King Nummy (also Nummie and Thomas Nummie) was a chief of the Kechemeche, a subdivision of the Lenni Lenape that lived in modern Southern New Jersey, and at the time part of the English Province of New Jersey. He was the last relevant leader of the group; by the time of Nummy's death, the Kechemeche had largely either migrated westward, integrated into colonial society, operated as independents, or perished.

==Biography==
Nummy's life is not well documented; what little is known about him is what was written about him by the colonial settlers of New Sweden and New Jersey, rather than the Lenape themselves. The closest chroniclers were Presbyterian missionaries to the Lenape.

What is documented is that Nummy acted as a peace broker and trader, a contact between the European settlers and the Lenape. Some sources indicate he was a chief of all the Unalachtigo branch of the Lenape rather than merely of the Kechemeche, although European settlers routinely overestimated the sway of leaders willing to work with them in American Indian - colonist relations, so this belief may not have been well-grounded. Nummy presented a "Cape May Diamond" to Christopher Leaming as a token of friendship. Nummy also sold a whale to Evan Davis in 1685. Nummy had a sister, Snowflower, and according to some traditions, she married an English missionary named Benijah Thompson.

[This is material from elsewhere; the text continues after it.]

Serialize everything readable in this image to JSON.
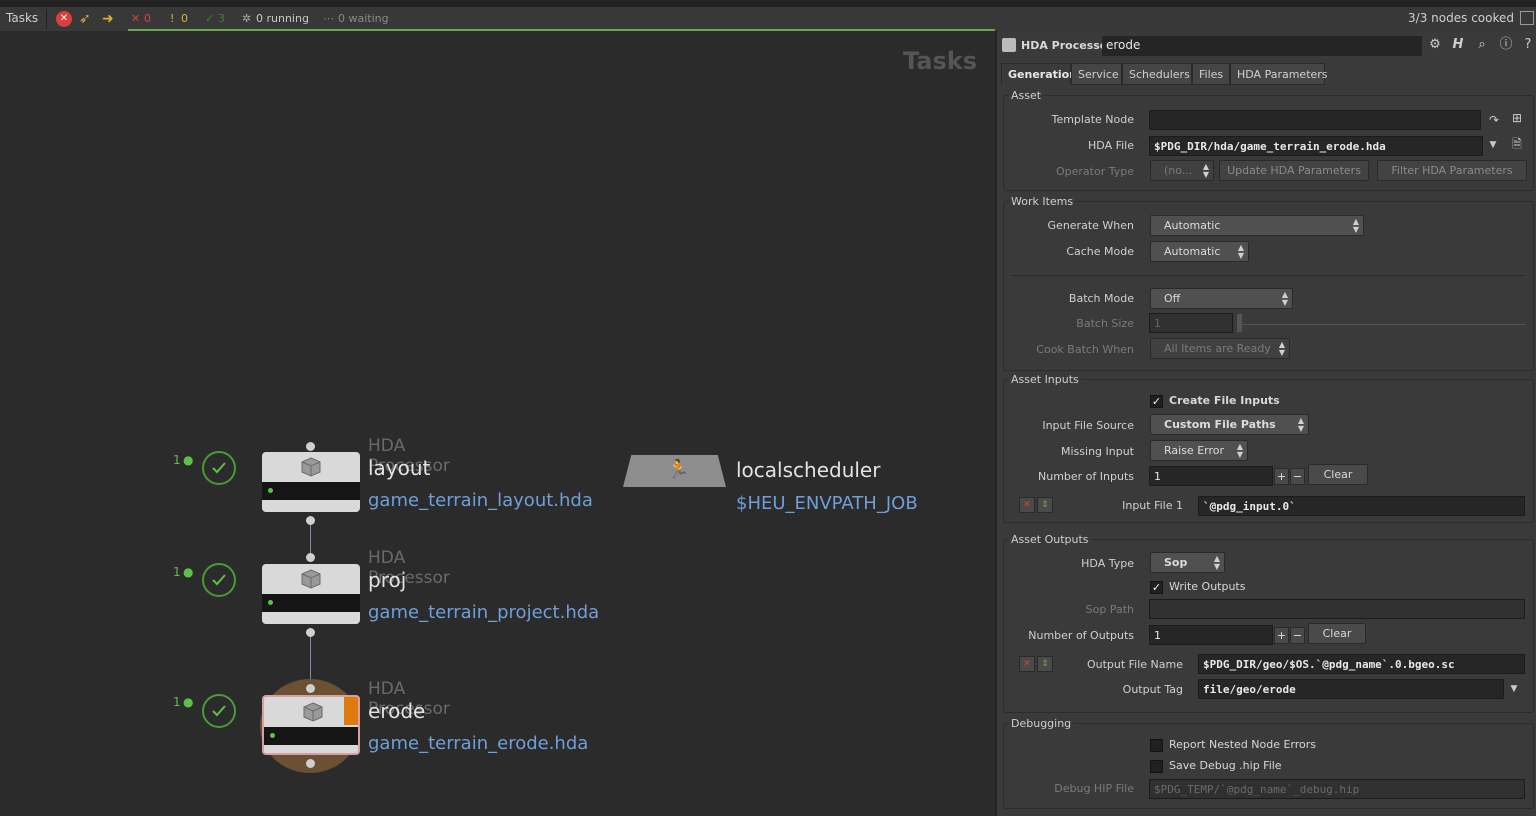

It is not known where Nummy died. Most legends believe that he stayed in Southern New Jersey rather than head west as many other Lenape did, though. He is thought to have stayed to care for the children of his sister after she died of illness. According to one tradition, he may have been buried on Nummy Island, a small island between North Wildwood and Stone Harbor in the Jenkins Sound, near Hereford Inlet. At least one author, Charles Tomlin writing in 1913, considers this alleged burial location unlikely, however.

==Legacy==
Several areas in New Jersey are named after Nummy, largely in modern Middle Township: Nummy Island (see above), Nummy Lake in Belleplain State Forest, a place called Nummytown, a trail into Wildwood called King Nummy Trail or simply the Indian Trail, and Nummy Campground.